Second, the humidity should not be underestimated. Moisture easily reacts with the compound, causing it to fail. Therefore, when storing, it needs to be placed in a dry place, and a desiccant can be used to assist in maintaining a dry environment. During transportation, the packaging must be tight to prevent moisture from invading. Moisture-proof packaging materials can be used, such as sealed plastic bags, aluminum foil bags, etc.
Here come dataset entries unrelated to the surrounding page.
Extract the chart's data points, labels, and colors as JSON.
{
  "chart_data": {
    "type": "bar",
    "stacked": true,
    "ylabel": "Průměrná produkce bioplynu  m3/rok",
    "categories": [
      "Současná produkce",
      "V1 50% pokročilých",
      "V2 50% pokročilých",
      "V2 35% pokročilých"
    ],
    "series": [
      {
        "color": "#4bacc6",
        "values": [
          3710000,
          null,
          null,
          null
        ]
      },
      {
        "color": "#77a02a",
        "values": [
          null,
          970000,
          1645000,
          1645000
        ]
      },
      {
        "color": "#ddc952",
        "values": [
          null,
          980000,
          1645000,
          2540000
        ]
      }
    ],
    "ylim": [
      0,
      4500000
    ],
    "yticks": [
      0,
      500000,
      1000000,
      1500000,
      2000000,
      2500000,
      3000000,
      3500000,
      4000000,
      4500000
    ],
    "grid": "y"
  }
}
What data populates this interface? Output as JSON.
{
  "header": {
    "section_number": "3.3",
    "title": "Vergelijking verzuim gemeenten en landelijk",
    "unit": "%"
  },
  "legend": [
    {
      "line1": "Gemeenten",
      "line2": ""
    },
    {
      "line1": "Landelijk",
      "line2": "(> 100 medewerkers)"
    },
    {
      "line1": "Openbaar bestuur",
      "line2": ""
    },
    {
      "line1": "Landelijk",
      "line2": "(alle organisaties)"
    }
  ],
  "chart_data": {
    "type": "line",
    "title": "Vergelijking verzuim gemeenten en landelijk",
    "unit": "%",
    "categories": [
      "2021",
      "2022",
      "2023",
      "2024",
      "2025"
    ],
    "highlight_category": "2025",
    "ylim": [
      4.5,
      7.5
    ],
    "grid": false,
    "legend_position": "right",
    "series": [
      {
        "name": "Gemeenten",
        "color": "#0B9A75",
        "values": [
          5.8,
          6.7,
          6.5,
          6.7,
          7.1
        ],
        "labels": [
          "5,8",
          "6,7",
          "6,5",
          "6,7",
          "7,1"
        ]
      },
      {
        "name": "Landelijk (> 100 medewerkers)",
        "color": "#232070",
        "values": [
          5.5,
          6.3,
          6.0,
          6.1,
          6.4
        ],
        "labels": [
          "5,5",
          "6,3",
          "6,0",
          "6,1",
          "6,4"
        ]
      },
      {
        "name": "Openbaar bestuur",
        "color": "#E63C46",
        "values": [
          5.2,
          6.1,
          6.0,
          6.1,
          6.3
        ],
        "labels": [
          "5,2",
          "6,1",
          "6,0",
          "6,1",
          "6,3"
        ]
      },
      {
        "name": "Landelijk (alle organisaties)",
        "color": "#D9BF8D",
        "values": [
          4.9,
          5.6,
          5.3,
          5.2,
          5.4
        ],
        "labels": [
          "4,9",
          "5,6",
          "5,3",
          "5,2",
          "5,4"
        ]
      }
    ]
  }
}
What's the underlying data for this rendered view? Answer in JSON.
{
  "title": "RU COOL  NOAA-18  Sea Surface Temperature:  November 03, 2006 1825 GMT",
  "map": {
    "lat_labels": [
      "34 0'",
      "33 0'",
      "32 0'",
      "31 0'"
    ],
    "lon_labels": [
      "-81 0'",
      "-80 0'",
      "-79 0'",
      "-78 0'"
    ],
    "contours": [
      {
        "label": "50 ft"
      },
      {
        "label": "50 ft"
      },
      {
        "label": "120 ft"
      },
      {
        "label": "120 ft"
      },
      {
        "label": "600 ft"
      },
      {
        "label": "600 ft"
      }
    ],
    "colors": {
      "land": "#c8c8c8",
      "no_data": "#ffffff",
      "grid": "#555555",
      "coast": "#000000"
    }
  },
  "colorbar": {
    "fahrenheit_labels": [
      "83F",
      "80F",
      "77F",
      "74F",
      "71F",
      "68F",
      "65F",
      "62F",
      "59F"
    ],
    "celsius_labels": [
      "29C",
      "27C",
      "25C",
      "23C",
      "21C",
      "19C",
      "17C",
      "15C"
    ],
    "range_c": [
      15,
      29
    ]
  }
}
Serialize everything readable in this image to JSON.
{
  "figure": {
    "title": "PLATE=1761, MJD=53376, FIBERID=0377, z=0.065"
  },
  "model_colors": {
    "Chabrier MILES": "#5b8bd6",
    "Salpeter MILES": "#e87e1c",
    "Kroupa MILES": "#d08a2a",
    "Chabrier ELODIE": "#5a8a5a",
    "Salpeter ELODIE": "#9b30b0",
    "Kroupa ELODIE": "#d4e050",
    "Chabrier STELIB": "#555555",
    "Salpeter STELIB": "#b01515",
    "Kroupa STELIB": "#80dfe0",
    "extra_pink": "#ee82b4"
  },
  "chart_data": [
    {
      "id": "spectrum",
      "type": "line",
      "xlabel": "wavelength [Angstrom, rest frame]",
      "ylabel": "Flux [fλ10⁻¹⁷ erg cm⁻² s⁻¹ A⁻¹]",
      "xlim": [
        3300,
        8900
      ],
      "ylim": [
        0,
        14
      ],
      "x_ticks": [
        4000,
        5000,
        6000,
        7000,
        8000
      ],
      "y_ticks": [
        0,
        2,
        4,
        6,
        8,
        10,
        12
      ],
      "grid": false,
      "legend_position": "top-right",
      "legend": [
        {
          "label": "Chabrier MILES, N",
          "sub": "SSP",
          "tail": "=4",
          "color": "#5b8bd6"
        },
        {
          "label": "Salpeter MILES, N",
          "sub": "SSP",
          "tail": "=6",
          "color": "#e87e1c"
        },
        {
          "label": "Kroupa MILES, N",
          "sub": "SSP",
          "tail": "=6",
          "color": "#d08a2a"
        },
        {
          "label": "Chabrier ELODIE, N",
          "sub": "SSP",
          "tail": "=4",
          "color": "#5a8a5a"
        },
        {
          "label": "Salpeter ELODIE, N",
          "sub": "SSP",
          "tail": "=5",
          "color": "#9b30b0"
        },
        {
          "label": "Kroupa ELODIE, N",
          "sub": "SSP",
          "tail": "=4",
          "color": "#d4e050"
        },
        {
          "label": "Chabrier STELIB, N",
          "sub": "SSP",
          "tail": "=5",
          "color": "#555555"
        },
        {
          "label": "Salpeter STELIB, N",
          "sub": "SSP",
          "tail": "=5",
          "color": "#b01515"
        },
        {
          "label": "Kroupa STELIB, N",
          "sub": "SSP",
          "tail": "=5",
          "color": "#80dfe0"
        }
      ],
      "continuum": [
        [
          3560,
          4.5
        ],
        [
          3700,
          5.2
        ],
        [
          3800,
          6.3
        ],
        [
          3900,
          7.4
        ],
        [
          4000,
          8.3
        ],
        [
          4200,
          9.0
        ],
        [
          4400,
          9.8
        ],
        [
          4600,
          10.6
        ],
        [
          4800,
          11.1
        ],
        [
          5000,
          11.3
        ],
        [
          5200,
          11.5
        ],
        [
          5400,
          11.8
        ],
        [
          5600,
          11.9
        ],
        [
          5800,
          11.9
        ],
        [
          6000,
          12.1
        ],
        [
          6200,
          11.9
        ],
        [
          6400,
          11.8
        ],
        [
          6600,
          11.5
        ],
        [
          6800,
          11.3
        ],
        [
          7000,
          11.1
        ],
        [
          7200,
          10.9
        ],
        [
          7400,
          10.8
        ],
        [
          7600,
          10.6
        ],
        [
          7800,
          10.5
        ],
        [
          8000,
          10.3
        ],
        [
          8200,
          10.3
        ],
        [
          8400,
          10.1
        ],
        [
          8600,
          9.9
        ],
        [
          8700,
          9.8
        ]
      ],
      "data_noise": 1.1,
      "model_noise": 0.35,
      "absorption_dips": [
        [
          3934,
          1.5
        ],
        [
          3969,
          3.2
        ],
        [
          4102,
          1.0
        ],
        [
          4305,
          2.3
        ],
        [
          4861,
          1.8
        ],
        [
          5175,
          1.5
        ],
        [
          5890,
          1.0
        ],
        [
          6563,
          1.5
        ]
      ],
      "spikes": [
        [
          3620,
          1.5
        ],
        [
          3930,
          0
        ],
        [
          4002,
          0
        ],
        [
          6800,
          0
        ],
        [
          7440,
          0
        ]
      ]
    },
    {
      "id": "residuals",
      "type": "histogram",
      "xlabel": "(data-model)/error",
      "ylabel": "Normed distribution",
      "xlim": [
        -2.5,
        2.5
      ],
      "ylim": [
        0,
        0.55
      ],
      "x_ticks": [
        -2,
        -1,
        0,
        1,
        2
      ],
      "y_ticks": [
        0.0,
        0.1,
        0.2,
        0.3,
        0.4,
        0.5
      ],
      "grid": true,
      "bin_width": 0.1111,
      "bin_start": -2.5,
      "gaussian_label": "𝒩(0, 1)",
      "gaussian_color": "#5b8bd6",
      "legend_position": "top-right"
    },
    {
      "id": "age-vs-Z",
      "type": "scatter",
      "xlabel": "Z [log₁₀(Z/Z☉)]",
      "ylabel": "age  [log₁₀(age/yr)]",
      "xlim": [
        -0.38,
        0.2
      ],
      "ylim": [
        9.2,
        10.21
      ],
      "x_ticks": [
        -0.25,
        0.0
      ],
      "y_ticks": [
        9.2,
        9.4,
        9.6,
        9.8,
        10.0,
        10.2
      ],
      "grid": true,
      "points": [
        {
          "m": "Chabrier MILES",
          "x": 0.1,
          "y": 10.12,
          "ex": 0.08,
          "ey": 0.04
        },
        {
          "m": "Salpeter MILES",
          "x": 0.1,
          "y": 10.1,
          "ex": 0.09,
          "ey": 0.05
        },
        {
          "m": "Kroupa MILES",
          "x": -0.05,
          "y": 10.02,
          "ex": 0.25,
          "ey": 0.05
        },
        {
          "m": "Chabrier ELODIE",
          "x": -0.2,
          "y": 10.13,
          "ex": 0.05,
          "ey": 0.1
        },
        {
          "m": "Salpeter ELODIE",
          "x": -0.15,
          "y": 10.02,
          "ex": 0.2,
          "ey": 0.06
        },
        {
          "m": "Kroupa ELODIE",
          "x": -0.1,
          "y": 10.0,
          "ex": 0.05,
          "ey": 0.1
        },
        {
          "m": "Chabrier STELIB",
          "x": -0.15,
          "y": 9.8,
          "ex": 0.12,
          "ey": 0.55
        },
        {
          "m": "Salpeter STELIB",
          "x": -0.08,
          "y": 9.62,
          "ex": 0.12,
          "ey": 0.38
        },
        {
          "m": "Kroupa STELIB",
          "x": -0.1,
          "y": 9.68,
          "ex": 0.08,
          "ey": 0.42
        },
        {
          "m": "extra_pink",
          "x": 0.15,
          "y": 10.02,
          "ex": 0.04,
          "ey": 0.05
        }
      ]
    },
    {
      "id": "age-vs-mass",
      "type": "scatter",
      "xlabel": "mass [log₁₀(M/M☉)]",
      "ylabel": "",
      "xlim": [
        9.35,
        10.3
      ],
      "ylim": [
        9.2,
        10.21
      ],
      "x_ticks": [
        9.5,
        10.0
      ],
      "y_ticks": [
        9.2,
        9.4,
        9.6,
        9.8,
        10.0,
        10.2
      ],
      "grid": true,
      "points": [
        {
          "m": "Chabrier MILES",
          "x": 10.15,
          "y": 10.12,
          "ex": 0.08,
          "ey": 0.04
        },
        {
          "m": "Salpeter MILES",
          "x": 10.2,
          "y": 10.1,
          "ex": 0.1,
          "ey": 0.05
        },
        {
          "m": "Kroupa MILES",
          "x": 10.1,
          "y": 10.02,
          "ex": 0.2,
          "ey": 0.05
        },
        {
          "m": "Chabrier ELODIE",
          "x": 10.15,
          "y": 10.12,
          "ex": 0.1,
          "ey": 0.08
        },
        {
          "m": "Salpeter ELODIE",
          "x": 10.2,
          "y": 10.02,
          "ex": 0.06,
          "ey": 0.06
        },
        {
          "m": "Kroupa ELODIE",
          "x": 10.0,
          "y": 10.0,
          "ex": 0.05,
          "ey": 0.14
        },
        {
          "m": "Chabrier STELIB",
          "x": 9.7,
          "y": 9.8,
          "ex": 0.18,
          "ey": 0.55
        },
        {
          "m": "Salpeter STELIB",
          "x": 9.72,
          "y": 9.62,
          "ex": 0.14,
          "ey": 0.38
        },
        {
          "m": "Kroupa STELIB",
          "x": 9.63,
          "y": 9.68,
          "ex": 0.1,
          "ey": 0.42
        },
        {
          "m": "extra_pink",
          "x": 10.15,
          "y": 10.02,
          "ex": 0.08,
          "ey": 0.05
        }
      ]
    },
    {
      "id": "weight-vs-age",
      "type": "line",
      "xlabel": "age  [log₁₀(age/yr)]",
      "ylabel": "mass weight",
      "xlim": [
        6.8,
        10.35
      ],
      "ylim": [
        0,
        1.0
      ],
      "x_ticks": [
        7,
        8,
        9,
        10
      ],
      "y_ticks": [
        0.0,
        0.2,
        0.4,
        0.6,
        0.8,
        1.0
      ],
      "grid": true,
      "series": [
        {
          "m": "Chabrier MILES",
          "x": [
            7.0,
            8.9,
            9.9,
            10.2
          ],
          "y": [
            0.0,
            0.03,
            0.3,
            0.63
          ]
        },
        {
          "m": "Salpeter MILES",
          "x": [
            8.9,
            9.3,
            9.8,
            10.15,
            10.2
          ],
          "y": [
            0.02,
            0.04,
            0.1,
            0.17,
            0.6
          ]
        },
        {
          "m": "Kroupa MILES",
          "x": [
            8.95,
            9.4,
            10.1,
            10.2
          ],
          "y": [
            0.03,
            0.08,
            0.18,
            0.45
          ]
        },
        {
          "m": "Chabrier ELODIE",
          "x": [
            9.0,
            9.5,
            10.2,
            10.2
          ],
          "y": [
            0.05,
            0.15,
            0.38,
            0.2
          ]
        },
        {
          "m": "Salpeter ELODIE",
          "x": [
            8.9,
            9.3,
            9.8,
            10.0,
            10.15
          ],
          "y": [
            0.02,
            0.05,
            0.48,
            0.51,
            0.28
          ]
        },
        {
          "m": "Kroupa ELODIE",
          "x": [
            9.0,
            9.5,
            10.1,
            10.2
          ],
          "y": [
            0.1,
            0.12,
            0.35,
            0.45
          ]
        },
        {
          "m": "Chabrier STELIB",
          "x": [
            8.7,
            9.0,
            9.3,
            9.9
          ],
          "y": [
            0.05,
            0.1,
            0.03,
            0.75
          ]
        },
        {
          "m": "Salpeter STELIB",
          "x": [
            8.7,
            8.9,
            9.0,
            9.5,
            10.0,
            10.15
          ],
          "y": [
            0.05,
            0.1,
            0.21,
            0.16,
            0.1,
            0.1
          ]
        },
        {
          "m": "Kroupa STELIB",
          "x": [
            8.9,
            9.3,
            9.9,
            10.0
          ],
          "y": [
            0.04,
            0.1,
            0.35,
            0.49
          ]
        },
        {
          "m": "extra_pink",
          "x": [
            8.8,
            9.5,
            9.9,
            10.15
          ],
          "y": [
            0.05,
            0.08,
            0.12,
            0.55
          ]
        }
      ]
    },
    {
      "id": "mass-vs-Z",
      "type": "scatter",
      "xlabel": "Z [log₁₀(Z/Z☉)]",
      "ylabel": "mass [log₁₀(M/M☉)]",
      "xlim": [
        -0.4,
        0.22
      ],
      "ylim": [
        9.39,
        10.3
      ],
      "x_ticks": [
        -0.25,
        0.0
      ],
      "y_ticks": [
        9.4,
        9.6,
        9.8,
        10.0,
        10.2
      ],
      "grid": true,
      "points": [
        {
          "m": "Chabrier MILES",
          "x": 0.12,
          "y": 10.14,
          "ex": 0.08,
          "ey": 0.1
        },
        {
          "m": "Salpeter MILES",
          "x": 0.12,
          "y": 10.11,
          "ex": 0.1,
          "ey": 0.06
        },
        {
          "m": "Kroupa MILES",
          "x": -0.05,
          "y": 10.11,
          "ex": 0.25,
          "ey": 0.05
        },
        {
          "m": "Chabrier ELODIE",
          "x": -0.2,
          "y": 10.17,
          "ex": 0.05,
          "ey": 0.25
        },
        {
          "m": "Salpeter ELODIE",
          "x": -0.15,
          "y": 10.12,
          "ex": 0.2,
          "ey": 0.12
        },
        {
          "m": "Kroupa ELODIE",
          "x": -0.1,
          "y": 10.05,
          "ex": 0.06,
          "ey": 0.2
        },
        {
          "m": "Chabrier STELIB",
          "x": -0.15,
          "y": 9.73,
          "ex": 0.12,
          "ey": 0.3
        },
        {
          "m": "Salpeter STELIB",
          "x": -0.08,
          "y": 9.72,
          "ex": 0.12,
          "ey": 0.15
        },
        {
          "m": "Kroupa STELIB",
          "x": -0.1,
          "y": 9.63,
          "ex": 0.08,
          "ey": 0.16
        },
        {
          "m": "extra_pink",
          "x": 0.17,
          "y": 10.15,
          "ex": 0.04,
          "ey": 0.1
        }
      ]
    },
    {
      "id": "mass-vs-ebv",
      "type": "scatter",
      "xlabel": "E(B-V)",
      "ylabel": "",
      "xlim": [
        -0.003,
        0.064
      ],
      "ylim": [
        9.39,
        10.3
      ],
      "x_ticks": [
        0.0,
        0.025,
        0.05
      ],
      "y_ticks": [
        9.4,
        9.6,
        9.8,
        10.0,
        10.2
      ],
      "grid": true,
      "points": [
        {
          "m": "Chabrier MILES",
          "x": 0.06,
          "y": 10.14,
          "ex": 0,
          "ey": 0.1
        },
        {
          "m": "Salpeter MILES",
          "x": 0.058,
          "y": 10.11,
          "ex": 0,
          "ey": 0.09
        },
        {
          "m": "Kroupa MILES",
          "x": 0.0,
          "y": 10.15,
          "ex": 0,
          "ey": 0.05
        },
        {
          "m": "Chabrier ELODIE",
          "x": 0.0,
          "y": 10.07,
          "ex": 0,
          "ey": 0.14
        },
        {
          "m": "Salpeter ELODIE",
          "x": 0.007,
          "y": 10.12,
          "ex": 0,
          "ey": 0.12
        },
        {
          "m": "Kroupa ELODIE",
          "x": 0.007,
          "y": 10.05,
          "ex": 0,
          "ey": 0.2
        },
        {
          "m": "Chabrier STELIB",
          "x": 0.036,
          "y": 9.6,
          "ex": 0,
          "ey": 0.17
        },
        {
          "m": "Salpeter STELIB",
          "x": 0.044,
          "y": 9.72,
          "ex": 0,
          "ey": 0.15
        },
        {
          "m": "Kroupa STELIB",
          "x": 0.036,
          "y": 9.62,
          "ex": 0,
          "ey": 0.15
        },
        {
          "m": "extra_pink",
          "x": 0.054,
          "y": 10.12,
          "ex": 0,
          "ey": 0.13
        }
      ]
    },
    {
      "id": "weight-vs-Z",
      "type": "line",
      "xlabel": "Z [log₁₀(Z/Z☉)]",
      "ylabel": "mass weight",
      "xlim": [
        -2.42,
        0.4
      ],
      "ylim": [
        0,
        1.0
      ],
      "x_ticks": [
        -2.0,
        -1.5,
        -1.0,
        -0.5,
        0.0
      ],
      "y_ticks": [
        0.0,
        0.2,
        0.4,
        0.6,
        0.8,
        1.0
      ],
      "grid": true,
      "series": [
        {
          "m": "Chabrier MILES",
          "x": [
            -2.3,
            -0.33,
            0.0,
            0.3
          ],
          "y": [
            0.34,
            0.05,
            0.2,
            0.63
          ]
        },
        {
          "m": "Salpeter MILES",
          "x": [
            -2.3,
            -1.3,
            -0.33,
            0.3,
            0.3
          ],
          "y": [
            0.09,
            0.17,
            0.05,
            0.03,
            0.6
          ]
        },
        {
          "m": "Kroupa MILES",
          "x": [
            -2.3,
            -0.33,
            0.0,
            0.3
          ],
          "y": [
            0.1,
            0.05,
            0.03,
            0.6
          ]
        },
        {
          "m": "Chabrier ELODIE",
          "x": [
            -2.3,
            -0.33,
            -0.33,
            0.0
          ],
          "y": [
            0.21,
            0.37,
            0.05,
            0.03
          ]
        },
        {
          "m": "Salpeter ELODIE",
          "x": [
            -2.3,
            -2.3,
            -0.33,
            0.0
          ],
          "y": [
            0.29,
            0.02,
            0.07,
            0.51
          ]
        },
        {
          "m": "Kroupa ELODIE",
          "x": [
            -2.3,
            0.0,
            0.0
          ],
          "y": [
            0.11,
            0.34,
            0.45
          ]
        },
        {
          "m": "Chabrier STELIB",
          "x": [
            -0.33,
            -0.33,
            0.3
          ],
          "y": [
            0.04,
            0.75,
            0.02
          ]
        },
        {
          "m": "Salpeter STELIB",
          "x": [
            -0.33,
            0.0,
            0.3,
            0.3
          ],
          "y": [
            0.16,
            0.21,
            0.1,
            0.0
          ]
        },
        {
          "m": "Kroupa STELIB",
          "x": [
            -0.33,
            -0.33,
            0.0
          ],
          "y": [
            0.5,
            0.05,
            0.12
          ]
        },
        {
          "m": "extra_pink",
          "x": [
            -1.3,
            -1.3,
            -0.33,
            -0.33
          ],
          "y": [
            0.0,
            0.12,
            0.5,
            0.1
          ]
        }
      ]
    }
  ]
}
Third, light is also a key factor. This substance is affected by light, or it may cause luminescent chemical reactions, which damage its structure and properties. Therefore, storage should be protected from light, such as brown bottles, or placed in a dark place. When transporting, it should also avoid direct light exposure, and the packaging can have light-shielding properties.
Fourth, the packaging should be solid and reliable. Because it is a chemical substance, or has a certain risk, improper packaging is prone to leakage, causing safety problems. Packaging materials should be resistant to impact and corrosion, to ensure that they are not damaged or leaked during storage and transportation.
Finally, the marking must be clear. The name, nature, storage conditions and precautions of the compound should be clearly marked on the packaging, so that relevant personnel can quickly know its characteristics when handling, and take correct measures to ensure the safety of storage and transportation.